Diversity Macht Frei
May 26, 2016
One of the recurring themes of this blog is the facilitating role Jews played in the Muslim invasion of Spain (link), and the obvious parallel this has with the modern Muslim invasion of Europe, which has also been ably supported by Jews setting up and maintaining the legal and moral infrastructure of the diversity cult.
Following the capture of Granada on 2 January 1492 (Día de la Toma), both Muslims and Jews were expelled from Spain. As ever, the Jews have spun a deceitful historical narrative stigmatising the goyim for having the audacity to defend themselves against Jewish ethnic aggression, a phenomenon better known as “antisemitism”.
In Spain, part of this fable involves the 15th century period in which many Jews seemingly converted to Christianity under threat of expulsion. This mass conversion under duress is actually very rare, and perhaps unique, in Jewish history. Once they had seemingly converted to Christianity, Jews were liberated from the constraints that were otherwise imposed on them. They quickly acquired positions of influence among the Spanish elite and used those positions to benefit the members of their own tribe, both the seemingly converted and the unconverted. This helped give rise to the limpieza de sangre (purity of blood) movement under the Inquisition aimed at purging ethnic Jews from power, even if they purported to be Christians.
Historical controversy about this period mainly centred on whether or not the Jewish conversion was sincere. After they left Spain, many of the seemingly converted Jews reverted to Judaism, which would suggest to most people that their original conversion was not sincere. Fake conversion obviously reflects badly on Jews, confirming many of the stereotypes of Jewish untrustworthiness and tribal loyalty superseding all other considerations. We can’t have such a blemish left in the historical record. So, as usual, the Jews sent a historian to “set the record crooked”. This historian was Benzion Netanyahu, father of the current prime minister of Israel.
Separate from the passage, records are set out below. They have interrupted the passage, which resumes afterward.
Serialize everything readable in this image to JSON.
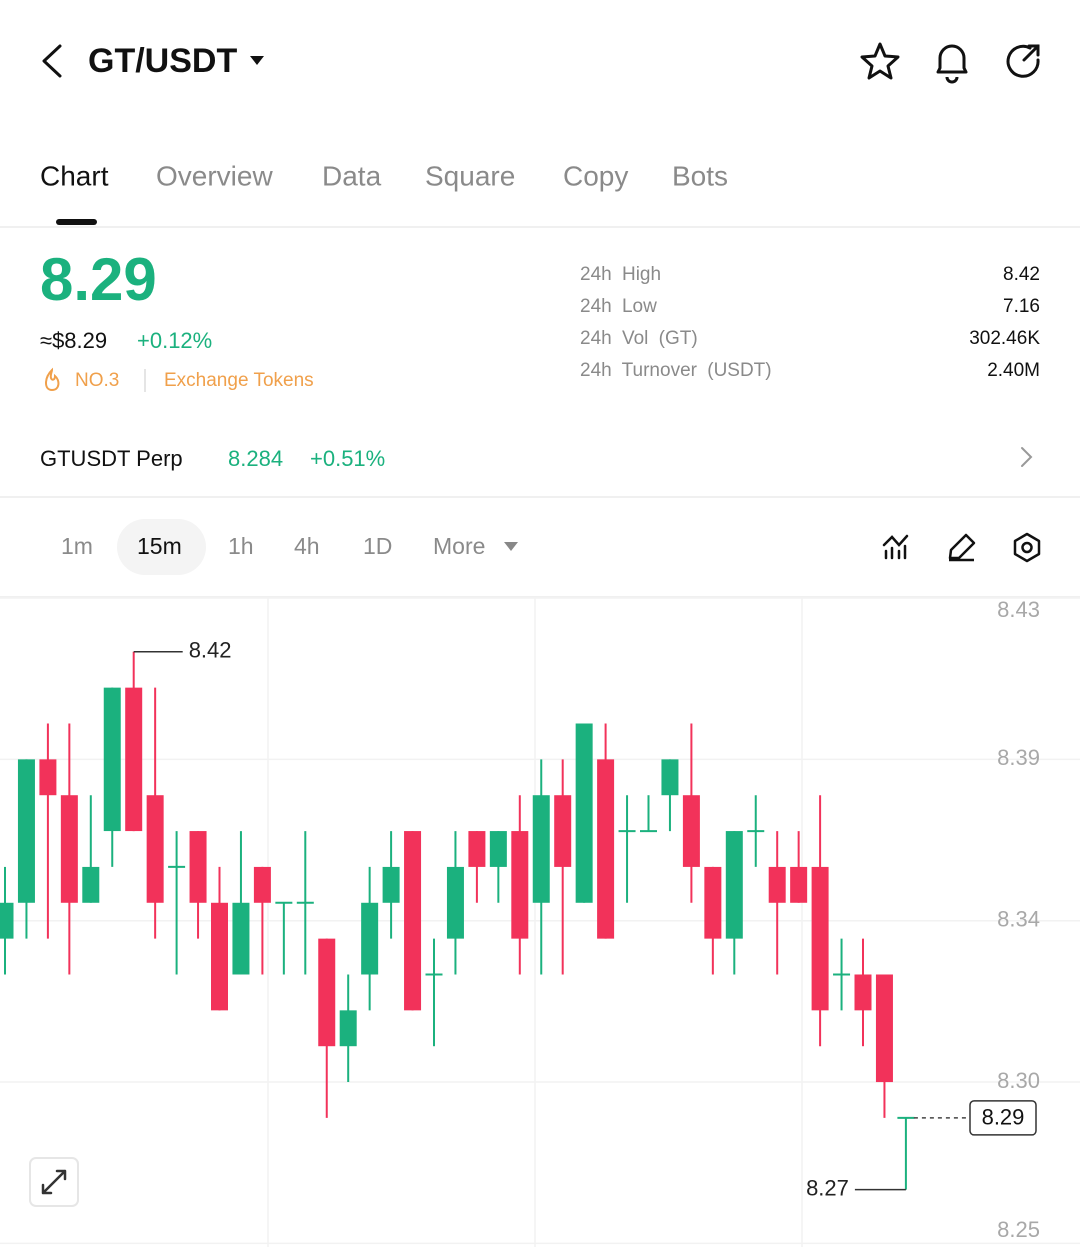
{
  "header": {
    "pair": "GT/USDT"
  },
  "tabs": [
    "Chart",
    "Overview",
    "Data",
    "Square",
    "Copy",
    "Bots"
  ],
  "ticker": {
    "price": "8.29",
    "usd_price": "≈$8.29",
    "change": "+0.12%",
    "rank": "NO.3",
    "category": "Exchange Tokens",
    "stats": [
      {
        "label": "24h High",
        "value": "8.42"
      },
      {
        "label": "24h Low",
        "value": "7.16"
      },
      {
        "label": "24h Vol (GT)",
        "value": "302.46K"
      },
      {
        "label": "24h Turnover (USDT)",
        "value": "2.40M"
      }
    ]
  },
  "perp": {
    "name": "GTUSDT Perp",
    "price": "8.284",
    "change": "+0.51%"
  },
  "intervals": [
    "1m",
    "15m",
    "1h",
    "4h",
    "1D",
    "More"
  ],
  "chart_data": {
    "type": "candlestick",
    "candles": {
      "open": [
        8.34,
        8.35,
        8.39,
        8.38,
        8.35,
        8.37,
        8.41,
        8.38,
        8.36,
        8.37,
        8.35,
        8.33,
        8.36,
        8.35,
        8.35,
        8.34,
        8.31,
        8.33,
        8.35,
        8.37,
        8.33,
        8.34,
        8.37,
        8.36,
        8.37,
        8.35,
        8.38,
        8.35,
        8.39,
        8.37,
        8.37,
        8.38,
        8.38,
        8.36,
        8.34,
        8.37,
        8.36,
        8.36,
        8.36,
        8.33,
        8.33,
        8.33,
        8.29
      ],
      "high": [
        8.36,
        8.39,
        8.4,
        8.4,
        8.38,
        8.41,
        8.42,
        8.41,
        8.37,
        8.37,
        8.36,
        8.37,
        8.36,
        8.35,
        8.37,
        8.34,
        8.33,
        8.36,
        8.37,
        8.37,
        8.34,
        8.37,
        8.37,
        8.37,
        8.38,
        8.39,
        8.39,
        8.4,
        8.4,
        8.38,
        8.38,
        8.39,
        8.4,
        8.36,
        8.37,
        8.38,
        8.37,
        8.37,
        8.38,
        8.34,
        8.34,
        8.33,
        8.29
      ],
      "low": [
        8.33,
        8.34,
        8.34,
        8.33,
        8.35,
        8.36,
        8.37,
        8.34,
        8.33,
        8.34,
        8.32,
        8.33,
        8.33,
        8.33,
        8.33,
        8.29,
        8.3,
        8.32,
        8.34,
        8.32,
        8.31,
        8.33,
        8.35,
        8.35,
        8.33,
        8.33,
        8.33,
        8.35,
        8.34,
        8.35,
        8.37,
        8.37,
        8.35,
        8.33,
        8.33,
        8.36,
        8.33,
        8.35,
        8.31,
        8.32,
        8.31,
        8.29,
        8.27
      ],
      "close": [
        8.35,
        8.39,
        8.38,
        8.35,
        8.36,
        8.41,
        8.37,
        8.35,
        8.36,
        8.35,
        8.32,
        8.35,
        8.35,
        8.35,
        8.35,
        8.31,
        8.32,
        8.35,
        8.36,
        8.32,
        8.33,
        8.36,
        8.36,
        8.37,
        8.34,
        8.38,
        8.36,
        8.4,
        8.34,
        8.37,
        8.37,
        8.39,
        8.36,
        8.34,
        8.37,
        8.37,
        8.35,
        8.35,
        8.32,
        8.33,
        8.32,
        8.3,
        8.29
      ]
    },
    "up_color": "#1bb17e",
    "down_color": "#f2325a",
    "ylim": [
      8.254,
      8.435
    ],
    "yticks": [
      {
        "value": 8.435,
        "label": "8.43"
      },
      8.39,
      {
        "value": 8.345,
        "label": "8.34"
      },
      {
        "value": 8.3,
        "label": "8.30"
      },
      {
        "value": 8.255,
        "label": "8.25"
      }
    ],
    "grid": true,
    "high_label": "8.42",
    "low_label": "8.27",
    "last_price_label": "8.29"
  }
}
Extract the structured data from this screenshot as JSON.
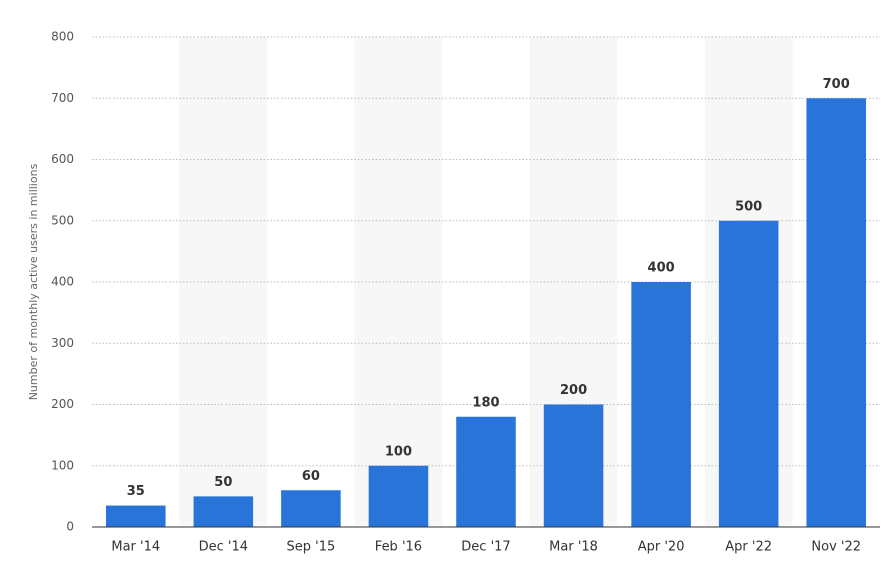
{
  "chart_data": {
    "type": "bar",
    "y_label": "Number of monthly active users in millions",
    "categories": [
      "Mar '14",
      "Dec '14",
      "Sep '15",
      "Feb '16",
      "Dec '17",
      "Mar '18",
      "Apr '20",
      "Apr '22",
      "Nov '22"
    ],
    "values": [
      35,
      50,
      60,
      100,
      180,
      200,
      400,
      500,
      700
    ],
    "color": "#2874d9",
    "ylim": [
      0,
      800
    ],
    "yticks": [
      0,
      100,
      200,
      300,
      400,
      500,
      600,
      700,
      800
    ],
    "grid": true
  }
}
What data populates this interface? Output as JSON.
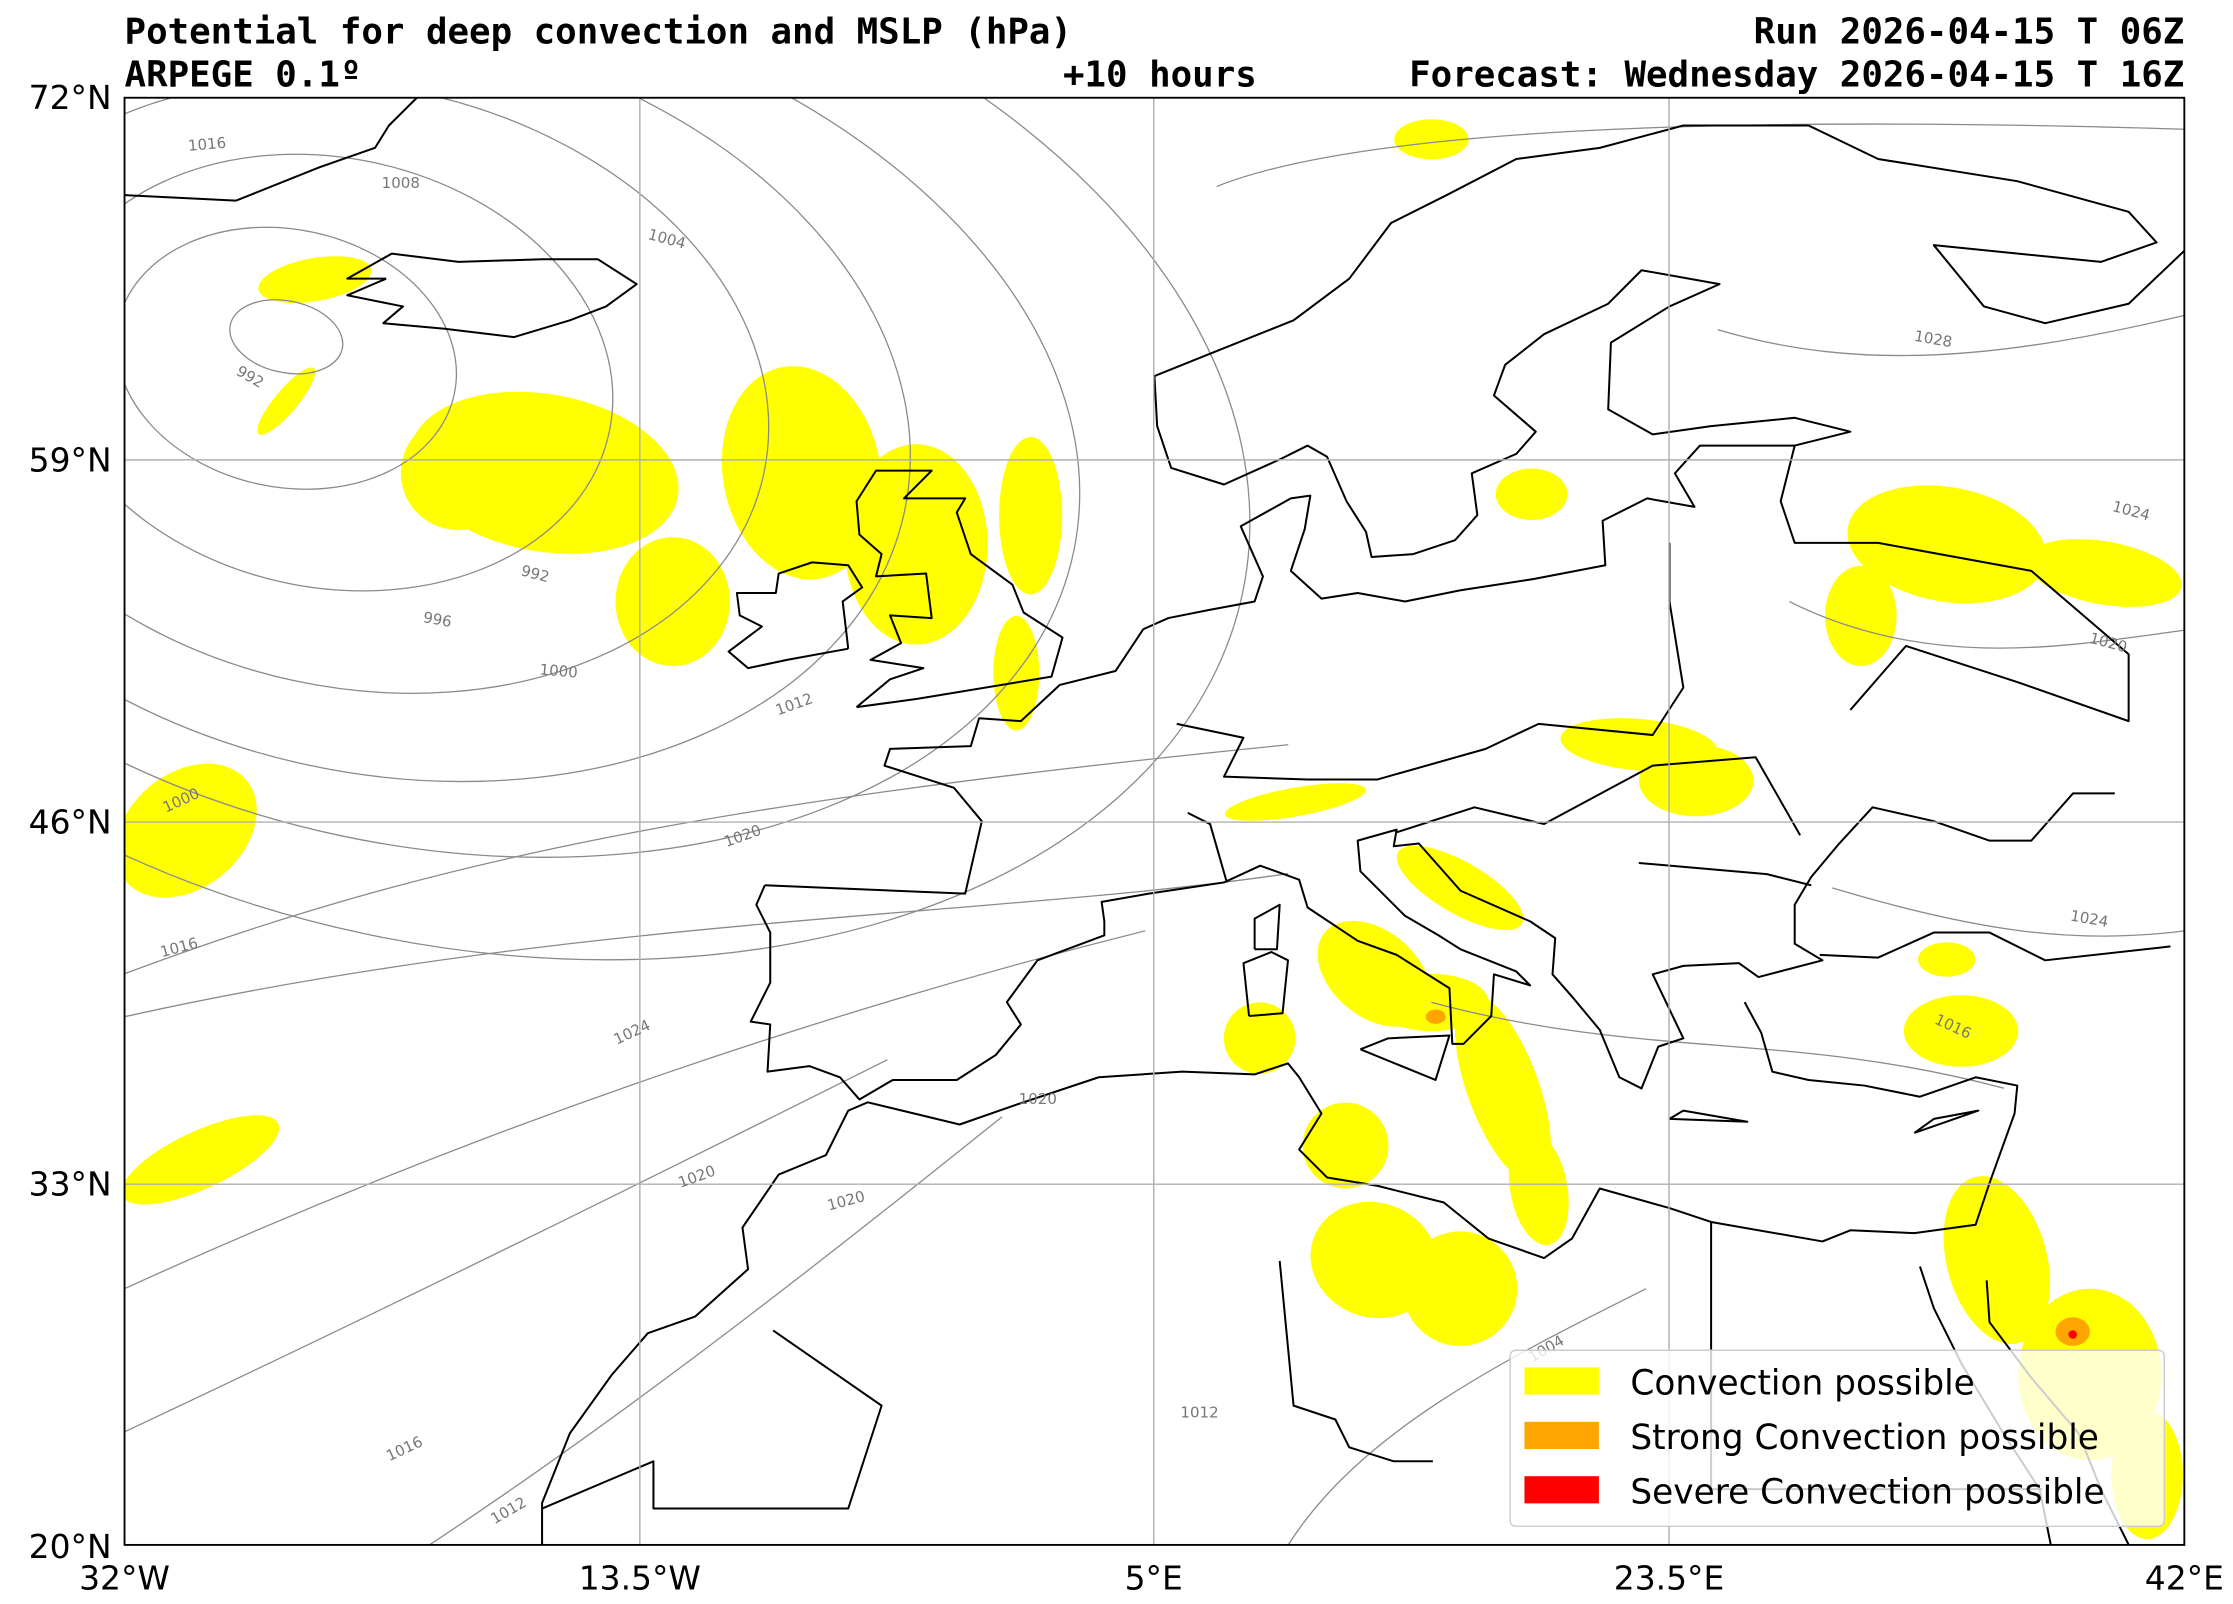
{
  "header": {
    "title": "Potential for deep convection and MSLP (hPa)",
    "model": "ARPEGE 0.1º",
    "lead_time": "+10 hours",
    "run": "Run 2026-04-15 T 06Z",
    "forecast": "Forecast: Wednesday 2026-04-15 T 16Z"
  },
  "axes": {
    "lat_labels": [
      "72°N",
      "59°N",
      "46°N",
      "33°N",
      "20°N"
    ],
    "lon_labels": [
      "32°W",
      "13.5°W",
      "5°E",
      "23.5°E",
      "42°E"
    ]
  },
  "isobar_labels": [
    "1016",
    "1008",
    "1004",
    "992",
    "992",
    "996",
    "1000",
    "1012",
    "1000",
    "1020",
    "1016",
    "1024",
    "1020",
    "1020",
    "1020",
    "1016",
    "1012",
    "1012",
    "1028",
    "1024",
    "1020",
    "1024",
    "1016",
    "1004"
  ],
  "legend": {
    "items": [
      {
        "label": "Convection possible",
        "color": "#ffff00"
      },
      {
        "label": "Strong Convection possible",
        "color": "#ffa500"
      },
      {
        "label": "Severe Convection possible",
        "color": "#ff0000"
      }
    ]
  }
}
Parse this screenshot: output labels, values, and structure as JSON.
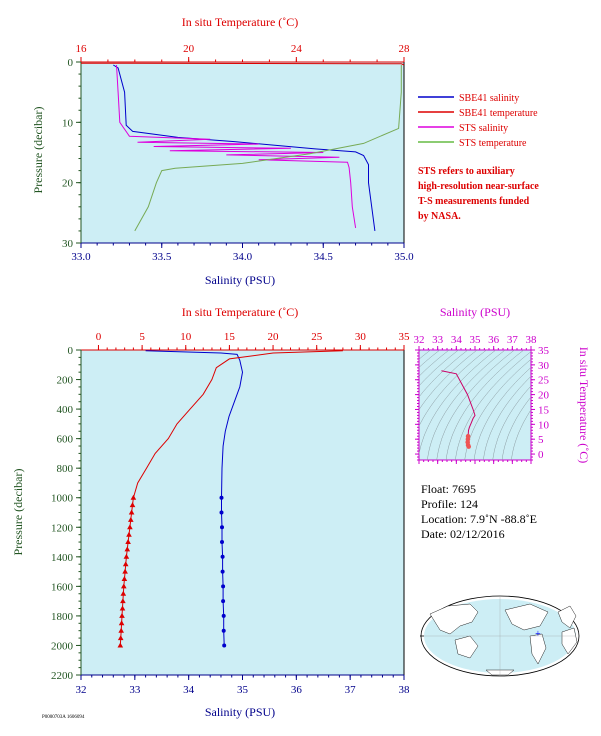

In his book “The Origins of the Inquisition in Fifteenth Century Spain”, he rewrote history in a way that was maximally favourable to Jews and maximally unfavourable to the goy. His claim, in essence, was that the Jewish conversion was sincere. The Jews really believed in Jesus! But they couldn’t bring themselves to eat pork out of ingrained habit, not out of unbelief! (Incidentally, one reason that pork products still feature so prominently in Spanish cuisine is the historical role they played in establishing non-Muslimness and non-Jewness.) But the evil goy, I mean the panish, wouldn’t accept these sincere “former” Jews as their word. They felt terrible prejudice against them, and the prejudice was racial not religious! Why then did the Jews revert to Judaism as soon as they were out of Spain? Because they weren’t sincere? No, no, they were sincere! Totally sincere! They were just upset at the way the evil, racist Christians had treated them. And this is what put them off Christianity.
In a nutshell, that was the message of Netanyahu’s book. It is an interpretation that has come to be very influential among historians of the period. So it is interesting that Netanyahu turns out to be descended from Jews who lived in Spain. Previously, it was believed the Netanyahu family’s main sojourning had been done in eastern Europe.
Prime Minister Benjamin Netanyahu revealed Tuesday night that although his family hailed from Eastern Europe before immigrating to Israel decades ago, he is in fact part Sephardic, tracing his family back to Jews from Spain.
Netanyahu explained his family tree’s varied roots during the opening of a new wing at Beit Hatfutsot, the Diaspora-themed Museum of the Jewish People.
During the ceremony, Beit Hatfusot chairwoman Irina Nevzlin presented Netanyahu with a copy of his family tree. The prime minister took a quick look and said it needed to be corrected.
“My brother, Ido, is a writer and doctor,” Netanyahu explained. “He was approached by people who build family trees using DNA.”
“Their thesis was that the Jews of Lithuania, and us, came from a Lithuanian family descended from the Vilna Gaon, which has a Sephardic Jewish foundation,” he continued, referring to the 18th century Rabbi Eliyahu ben Shlomo Zalman, a landmark figure in Ashkenazi Jewish history.
“He did a saliva test, and sure enough, it came out that at least some of that tree needs to be attributed to the Jews of Spain. Of course, they let me, as the chairman of Likud, know that 30 years too late, but that shows that all of Jews are kin, and I think that is one of the biggest lessons to come from this place, this institute. You can see the family of the Jewish people.”
Likud has long been seen as a political home for Jews of Sephardic and Middle Eastern extraction, who for decades complained of marginalization by the European-descended Zionist elite hailing from the country’s Labor and Mapai parties in the country’s salad days.